На самом деле Пола Ситона никто не держал под замком. Он находился в лечебнице на положении добровольного пациента. Позднее он сам не раз этому удивлялся. То была эпоха внедрения новой, более жесткой концепции здравоохранения. Оглядываясь назад, в прошлое, Ситон понимал, что с приходом зимы его должны были обязательно выставить на улицу и тогда он непременно стал бы бродягой в опорках из мусорного бачка. А еще он совершенно не понимал, почему они тогда не накачали его успокоительными и не выбросили на улицу, скажем, в Килбурне. В Килбурне хватало сумасшедших дублинцев. Так что одним меньше, одним больше — погоды не делало.

Лечебница, построенная в неоготическом стиле и основанная во времена королевы Виктории, занимала просторное здание и обширную территорию, расположенную между лесистыми холмами Далвича и стадионом Кристалл Палас. Из окон верхнего этажа, выходящих на северо-запад, в хорошую погоду открывалась панорама Лондона. Впрочем, памятники архитектуры с такого расстояния разглядеть было невозможно, разве только тогда, когда солнце отражалось от поверхности реки и границы города приобретали четкие очертания.

Здесь, в лечебнице, Ситону многое не нравилось. Но его падение было таким внезапным и таким ужасным, что он не находил в себе сил не только на ненависть к этому заведению, но и даже на отвращение к нему. Тем не менее некоторые места внушали ему непреодолимый страх. Его страшила теснота кабин лифтов с железными дверьми, которые непременно следовало плотно закрыть, прежде чем запертая камера, астматически вздыхая, будет ходить вверх-вниз по скрученному кабелю. Страшился он и лестничных пролетов — сумрачных каменных колодцев с пурпурными ступенями «под мрамор» и бронзовыми перилами. Нет, ему совсем не нравились лестничные пролеты. Поэтому он не поднимался на верхние этажи, где находились комната отдыха с телевизором и библиотека. Все окна там были крепко-накрепко заперты. В результате Пол практически лишил себя возможности любоваться видом Лондона.

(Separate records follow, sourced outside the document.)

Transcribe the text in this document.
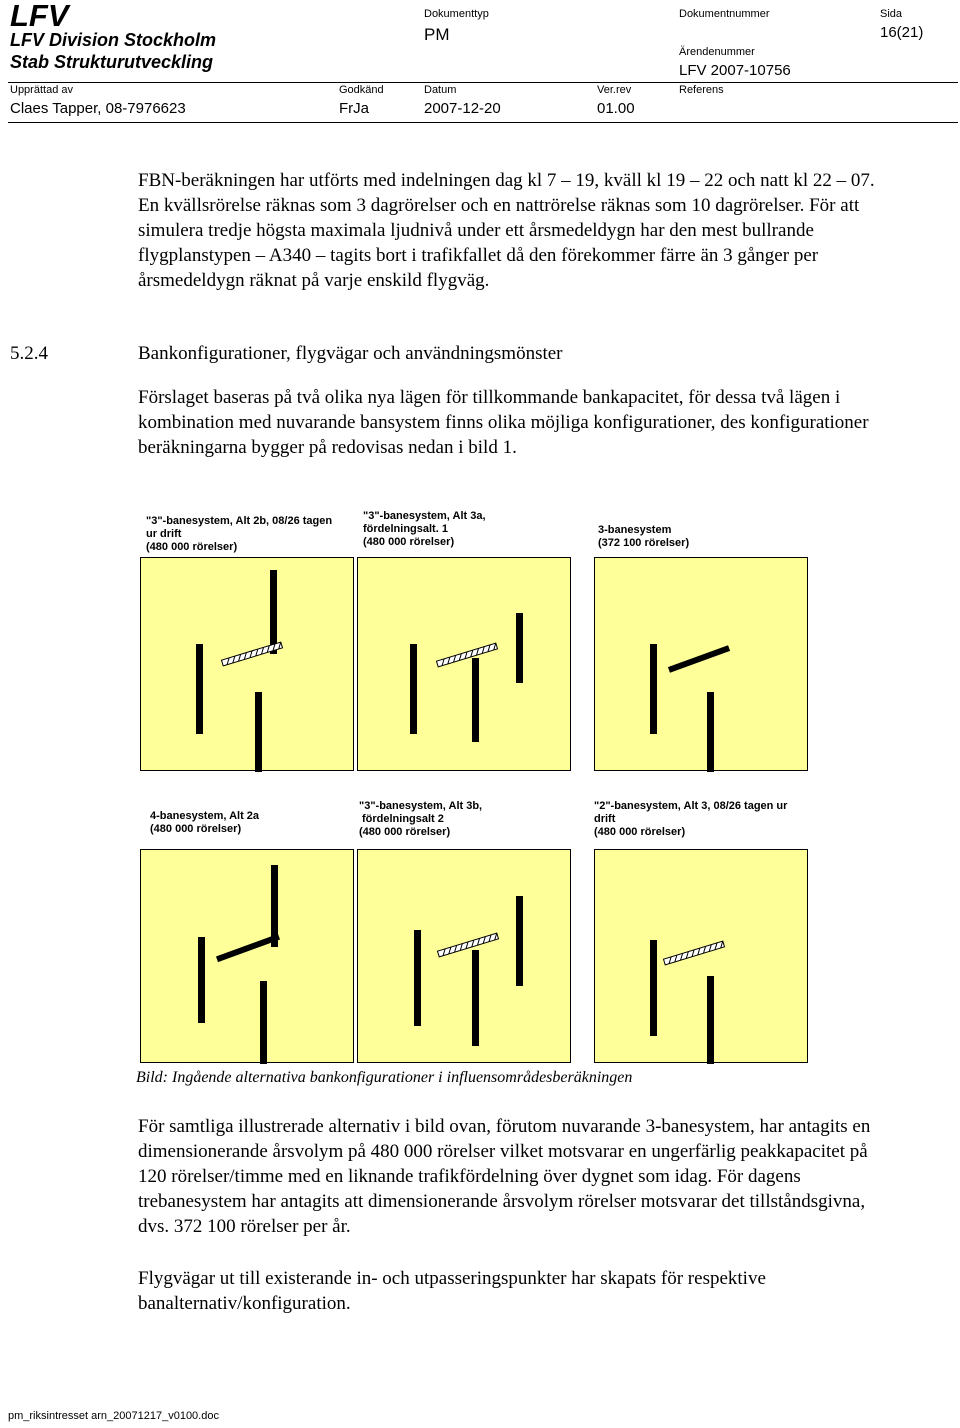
LFV
LFV Division Stockholm
Stab Strukturutveckling
Dokumenttyp
PM
Dokumentnummer
Ärendenummer
LFV 2007-10756
Sida
16(21)
Upprättad av
Claes Tapper, 08-7976623
Godkänd
FrJa
Datum
2007-12-20
Ver.rev
01.00
Referens
FBN-beräkningen har utförts med indelningen dag kl 7 – 19, kväll kl 19 – 22 och natt kl 22 – 07. En kvällsrörelse räknas som 3 dagrörelser och en nattrörelse räknas som 10 dagrörelser. För att simulera tredje högsta maximala ljudnivå under ett årsmedeldygn har den mest bullrande flygplanstypen – A340 – tagits bort i trafikfallet då den förekommer färre än 3 gånger per årsmedeldygn räknat på varje enskild flygväg.
5.2.4	Bankonfigurationer, flygvägar och användningsmönster
Förslaget baseras på två olika nya lägen för tillkommande bankapacitet, för dessa två lägen i kombination med nuvarande bansystem finns olika möjliga konfigurationer, des konfigurationer beräkningarna bygger på redovisas nedan i bild 1.
"3"-banesystem, Alt 2b, 08/26 tagen
ur drift
(480 000 rörelser)
"3"-banesystem, Alt 3a,
fördelningsalt. 1
(480 000 rörelser)
3-banesystem
(372 100 rörelser)
4-banesystem, Alt 2a
(480 000 rörelser)
"3"-banesystem, Alt 3b,
fördelningsalt 2
(480 000 rörelser)
"2"-banesystem, Alt 3, 08/26 tagen ur
drift
(480 000 rörelser)
Bild: Ingående alternativa bankonfigurationer i influensområdesberäkningen
För samtliga illustrerade alternativ i bild ovan, förutom nuvarande 3-banesystem, har antagits en dimensionerande årsvolym på 480 000 rörelser vilket motsvarar en ungerfärlig peakkapacitet på 120 rörelser/timme med en liknande trafikfördelning över dygnet som idag. För dagens trebanesystem har antagits att dimensionerande årsvolym rörelser motsvarar det tillståndsgivna, dvs. 372 100 rörelser per år.
Flygvägar ut till existerande in- och utpasseringspunkter har skapats för respektive banalternativ/konfiguration.
pm_riksintresset arn_20071217_v0100.doc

Отдельные аспекты больничного быта наносили ему душевные раны, неожиданные и потому не встречающие должного противодействия. Еда была вполне терпимой, но все же не домашней. Сладковатый металлический запах пара в хозблоке и каждодневные рагу до смешного контрастировали со стряпней Люсинды, которая с вдохновенной небрежностью, проявлявшейся во всех ее творениях, колдовала над плитой на крохотной кухоньке тесной квартирки в Ламбете в то незабываемое лето их совместной жизни, когда Ситон самодовольно считал, что эти мгновения растянутся на годы. А может, и навсегда.

В лечебнице часто передавали музыку через старую ретрансляционную систему. Динамики, похоже, были повсюду, поэтому не слушать никак не удавалось. Более того, никто не интересовался предпочтениями пациентов. Тот, кто делал подборку, питал особое пристрастие к песне Марвина Гэя «Abraham, Martin and John». Ситон и сам ее когда-то очень любил. Правда, до недавних событий. Теперь, в этих стенах, он каждый раз ждал строфы о том, как хорошо умереть молодым, вспоминал брата, утонувшего в Хэмпстедском пруду в двадцать один год, и неизменно поражался бесхитростной правдивости этих слов.